Le faux et les nuisances recherchés par ceux et celles qui se complaisent dans l’échafaudage de la trahison, le maintien des confusions et de la pourriture qui dégouline de partout.
Habillé de mensonges, de tromperies de tricheries, de supercheries, de combines, de magouilles et de manipulations, l’imposture qui n’épargne rien, alimente toujours ce que l’ultime Prophète et Messager Mohammad sur lui la bénédiction et la paix, n’a jamais cessé de combattre pour continuer et parachever la transmission de la Lumière de l’Islaam.
Nour alislaam.
L’Islaam qui consiste pour les croyants et les croyantes, almouminoune wa almouminaate, depuis Aadame sur lui la bénédiction et la paix, à faire de leur mieux afin d’Adorer Allaah, comme Allaah le demande.
L’Islaam qui a toujours rejeté, dénoncé, et condamné les ténèbres.
Adhdholomaate.
Dans un de tes livres que je n’ai pas lu (je n’ai lu aucun), un de mes neveux qui depuis un certain nombre d’années, me rend visite chaque fois qu’il est de passage en France, qui détient avec ses parents de multiples informations te concernant, m’a fait savoir que tu as noté qu’« il est dans la nature humaine de piétiner les hommes qu’on a adorés hier. L’homme qui tombe parce que la société l’a puni sombre dans le crépuscule d’une traversée du désert sans issue et sans fin. On mesure alors la sagesse de l’Ecclésiaste : Vanité des vanités, tout est vanité.
J’ai donc observé tout ce qui se passe sous le soleil et j’ai vu que tout est vanité, poursuite du vent ».
Et l’Adoration d’Allaah ?
Al’ibaada.
La Vérité depuis toujours, c’est cette Adoration.
Je n’ai créé « aljinn » (les djinns) et « al-ineç » (les humains), que pour qu’ils M’Adorent.
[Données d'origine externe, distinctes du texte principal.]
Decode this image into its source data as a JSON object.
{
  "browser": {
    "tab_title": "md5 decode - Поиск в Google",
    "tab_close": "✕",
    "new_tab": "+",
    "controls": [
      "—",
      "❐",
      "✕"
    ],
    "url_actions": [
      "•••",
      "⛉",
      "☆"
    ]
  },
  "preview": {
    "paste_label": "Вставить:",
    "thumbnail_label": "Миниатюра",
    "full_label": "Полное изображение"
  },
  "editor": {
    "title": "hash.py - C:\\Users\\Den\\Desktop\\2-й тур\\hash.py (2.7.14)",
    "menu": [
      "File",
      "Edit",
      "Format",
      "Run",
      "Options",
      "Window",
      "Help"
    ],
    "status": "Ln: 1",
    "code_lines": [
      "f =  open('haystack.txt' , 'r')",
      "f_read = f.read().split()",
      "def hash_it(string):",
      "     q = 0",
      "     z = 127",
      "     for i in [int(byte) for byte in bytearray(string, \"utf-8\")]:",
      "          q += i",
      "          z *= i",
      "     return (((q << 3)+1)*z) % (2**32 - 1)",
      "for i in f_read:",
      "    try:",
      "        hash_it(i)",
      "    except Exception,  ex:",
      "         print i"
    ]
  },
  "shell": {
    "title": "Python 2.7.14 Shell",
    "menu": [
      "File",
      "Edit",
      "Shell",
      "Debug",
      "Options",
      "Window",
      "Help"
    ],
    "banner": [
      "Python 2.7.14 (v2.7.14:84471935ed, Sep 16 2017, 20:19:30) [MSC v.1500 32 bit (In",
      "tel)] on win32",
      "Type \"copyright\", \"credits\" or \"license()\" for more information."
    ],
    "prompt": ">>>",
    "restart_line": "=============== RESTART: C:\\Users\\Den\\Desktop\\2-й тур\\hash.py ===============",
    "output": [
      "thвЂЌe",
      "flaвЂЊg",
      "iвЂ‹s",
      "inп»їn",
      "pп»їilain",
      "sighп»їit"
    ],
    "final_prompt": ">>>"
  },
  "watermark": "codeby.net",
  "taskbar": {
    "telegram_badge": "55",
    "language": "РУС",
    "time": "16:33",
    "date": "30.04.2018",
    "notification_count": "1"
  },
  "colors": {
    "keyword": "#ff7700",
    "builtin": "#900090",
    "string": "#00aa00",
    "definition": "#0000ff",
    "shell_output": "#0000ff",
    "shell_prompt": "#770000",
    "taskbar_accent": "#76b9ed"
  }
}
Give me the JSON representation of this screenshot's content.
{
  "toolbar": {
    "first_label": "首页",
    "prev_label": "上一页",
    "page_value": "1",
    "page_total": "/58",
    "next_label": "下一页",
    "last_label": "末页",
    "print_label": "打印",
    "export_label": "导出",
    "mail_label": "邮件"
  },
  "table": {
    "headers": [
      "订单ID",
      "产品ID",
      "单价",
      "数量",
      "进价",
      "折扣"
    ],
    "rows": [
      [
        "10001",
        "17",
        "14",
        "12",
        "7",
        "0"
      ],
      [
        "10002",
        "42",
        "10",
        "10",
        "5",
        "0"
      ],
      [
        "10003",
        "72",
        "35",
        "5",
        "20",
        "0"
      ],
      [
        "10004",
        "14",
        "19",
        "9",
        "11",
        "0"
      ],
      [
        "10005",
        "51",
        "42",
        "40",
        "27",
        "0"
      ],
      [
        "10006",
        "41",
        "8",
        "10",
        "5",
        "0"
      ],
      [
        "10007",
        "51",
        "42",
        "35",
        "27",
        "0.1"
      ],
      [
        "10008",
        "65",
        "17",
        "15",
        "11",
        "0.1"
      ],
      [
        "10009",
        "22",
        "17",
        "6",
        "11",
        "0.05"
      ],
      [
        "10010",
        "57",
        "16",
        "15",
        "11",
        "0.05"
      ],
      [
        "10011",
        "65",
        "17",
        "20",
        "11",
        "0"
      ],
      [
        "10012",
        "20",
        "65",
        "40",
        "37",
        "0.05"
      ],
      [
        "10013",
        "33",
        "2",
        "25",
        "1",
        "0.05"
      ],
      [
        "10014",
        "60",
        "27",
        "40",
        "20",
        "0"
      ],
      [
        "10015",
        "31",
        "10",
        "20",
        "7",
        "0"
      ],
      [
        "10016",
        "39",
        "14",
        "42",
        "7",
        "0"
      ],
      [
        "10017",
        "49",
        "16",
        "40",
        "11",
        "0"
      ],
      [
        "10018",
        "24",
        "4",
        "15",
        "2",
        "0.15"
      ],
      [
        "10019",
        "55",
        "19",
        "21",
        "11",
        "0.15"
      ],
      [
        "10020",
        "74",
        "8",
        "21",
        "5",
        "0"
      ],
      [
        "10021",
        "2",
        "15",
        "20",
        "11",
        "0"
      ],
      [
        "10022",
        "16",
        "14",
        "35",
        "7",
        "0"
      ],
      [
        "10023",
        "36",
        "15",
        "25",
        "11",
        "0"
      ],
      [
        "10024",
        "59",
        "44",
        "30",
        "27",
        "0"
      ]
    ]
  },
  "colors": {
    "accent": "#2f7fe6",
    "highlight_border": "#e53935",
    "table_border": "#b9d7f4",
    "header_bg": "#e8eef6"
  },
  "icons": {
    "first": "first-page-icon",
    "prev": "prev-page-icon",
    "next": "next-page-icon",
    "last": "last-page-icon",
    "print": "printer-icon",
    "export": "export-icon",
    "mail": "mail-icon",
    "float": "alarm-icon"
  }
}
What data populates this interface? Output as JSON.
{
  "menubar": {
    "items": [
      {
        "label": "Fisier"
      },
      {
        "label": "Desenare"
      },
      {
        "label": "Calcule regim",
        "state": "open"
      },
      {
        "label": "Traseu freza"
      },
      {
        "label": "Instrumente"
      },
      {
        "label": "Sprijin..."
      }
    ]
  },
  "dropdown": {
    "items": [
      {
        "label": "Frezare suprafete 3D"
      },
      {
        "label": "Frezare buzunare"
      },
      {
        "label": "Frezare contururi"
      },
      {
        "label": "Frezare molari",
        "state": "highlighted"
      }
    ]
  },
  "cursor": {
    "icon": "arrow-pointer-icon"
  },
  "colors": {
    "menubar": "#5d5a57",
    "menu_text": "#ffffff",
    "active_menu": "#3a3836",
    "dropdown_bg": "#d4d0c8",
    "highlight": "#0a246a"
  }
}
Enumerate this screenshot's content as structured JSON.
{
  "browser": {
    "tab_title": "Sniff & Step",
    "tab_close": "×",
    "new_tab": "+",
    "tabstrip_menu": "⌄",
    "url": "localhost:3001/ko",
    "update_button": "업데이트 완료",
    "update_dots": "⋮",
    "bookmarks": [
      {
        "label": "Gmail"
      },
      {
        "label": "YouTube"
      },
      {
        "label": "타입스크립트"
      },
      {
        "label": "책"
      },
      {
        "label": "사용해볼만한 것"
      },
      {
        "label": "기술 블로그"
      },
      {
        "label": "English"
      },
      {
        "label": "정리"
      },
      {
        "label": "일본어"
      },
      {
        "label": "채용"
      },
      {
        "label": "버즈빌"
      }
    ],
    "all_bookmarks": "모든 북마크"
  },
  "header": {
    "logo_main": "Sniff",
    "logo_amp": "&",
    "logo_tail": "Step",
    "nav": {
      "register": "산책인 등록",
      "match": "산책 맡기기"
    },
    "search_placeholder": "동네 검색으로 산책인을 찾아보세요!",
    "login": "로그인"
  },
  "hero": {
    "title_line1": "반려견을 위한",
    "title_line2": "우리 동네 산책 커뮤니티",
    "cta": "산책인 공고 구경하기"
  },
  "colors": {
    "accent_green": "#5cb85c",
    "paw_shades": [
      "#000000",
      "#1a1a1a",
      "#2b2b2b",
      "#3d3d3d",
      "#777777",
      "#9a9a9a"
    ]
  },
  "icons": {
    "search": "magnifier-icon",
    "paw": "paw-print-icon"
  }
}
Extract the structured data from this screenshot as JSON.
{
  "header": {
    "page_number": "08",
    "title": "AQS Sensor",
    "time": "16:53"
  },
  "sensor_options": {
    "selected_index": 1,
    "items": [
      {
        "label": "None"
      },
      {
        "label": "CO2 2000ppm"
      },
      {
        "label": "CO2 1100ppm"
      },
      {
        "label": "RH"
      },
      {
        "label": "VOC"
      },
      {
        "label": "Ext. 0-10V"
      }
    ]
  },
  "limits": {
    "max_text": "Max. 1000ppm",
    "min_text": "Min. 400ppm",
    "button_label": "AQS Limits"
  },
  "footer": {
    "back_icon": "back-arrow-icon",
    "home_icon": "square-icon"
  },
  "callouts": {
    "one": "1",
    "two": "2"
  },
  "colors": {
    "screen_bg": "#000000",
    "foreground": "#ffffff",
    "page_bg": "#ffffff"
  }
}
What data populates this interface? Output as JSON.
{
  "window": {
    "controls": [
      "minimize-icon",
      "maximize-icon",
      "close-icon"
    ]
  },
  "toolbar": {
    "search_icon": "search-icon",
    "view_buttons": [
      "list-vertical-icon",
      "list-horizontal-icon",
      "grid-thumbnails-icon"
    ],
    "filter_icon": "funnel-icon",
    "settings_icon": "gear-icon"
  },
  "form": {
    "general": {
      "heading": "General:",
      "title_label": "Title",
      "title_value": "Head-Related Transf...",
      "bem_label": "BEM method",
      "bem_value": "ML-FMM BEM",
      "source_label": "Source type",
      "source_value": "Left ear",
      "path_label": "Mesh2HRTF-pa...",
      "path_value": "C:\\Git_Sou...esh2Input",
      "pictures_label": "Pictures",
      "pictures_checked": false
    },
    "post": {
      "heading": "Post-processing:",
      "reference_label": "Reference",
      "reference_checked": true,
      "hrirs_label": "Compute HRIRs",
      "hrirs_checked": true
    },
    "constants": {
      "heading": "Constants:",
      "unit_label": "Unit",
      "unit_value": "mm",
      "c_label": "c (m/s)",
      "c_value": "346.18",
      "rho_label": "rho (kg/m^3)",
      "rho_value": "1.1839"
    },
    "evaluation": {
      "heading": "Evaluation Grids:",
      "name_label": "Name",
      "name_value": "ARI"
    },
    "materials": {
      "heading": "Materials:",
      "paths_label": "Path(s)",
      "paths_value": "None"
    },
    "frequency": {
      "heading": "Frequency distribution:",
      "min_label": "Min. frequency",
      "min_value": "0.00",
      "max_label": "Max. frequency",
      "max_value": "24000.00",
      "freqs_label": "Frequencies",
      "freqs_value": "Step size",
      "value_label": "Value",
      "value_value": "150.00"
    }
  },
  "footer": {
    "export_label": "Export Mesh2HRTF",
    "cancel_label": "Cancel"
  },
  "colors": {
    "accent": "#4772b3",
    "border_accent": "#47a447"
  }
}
Allaah nous aide ainsi à comprendre le but de la Création.
Je l’invoque pour qu’Il nous accorde la Guidance.
Alhidaaya.
La Guidance qui nous aide à participer au Plus Grand Combat des croyants et des croyantes pour être couverts de la Parure de la Piété.
Aljihaad alakbar mine ajl libaaçe attaqwaa.
Pour nous soutenir dans ce Plus Grand Combat, Allaah nous offre beaucoup de Bienfaits.
Anni’ame.
Parmi eux, les Signes par exemple.
Alaayaate.
Des Signes qu’observent ceux et celles qui ont un Cerveau.
Oulou alalbaabe.
Des Signes qui sont dans la Création des Cieux et de la Terre.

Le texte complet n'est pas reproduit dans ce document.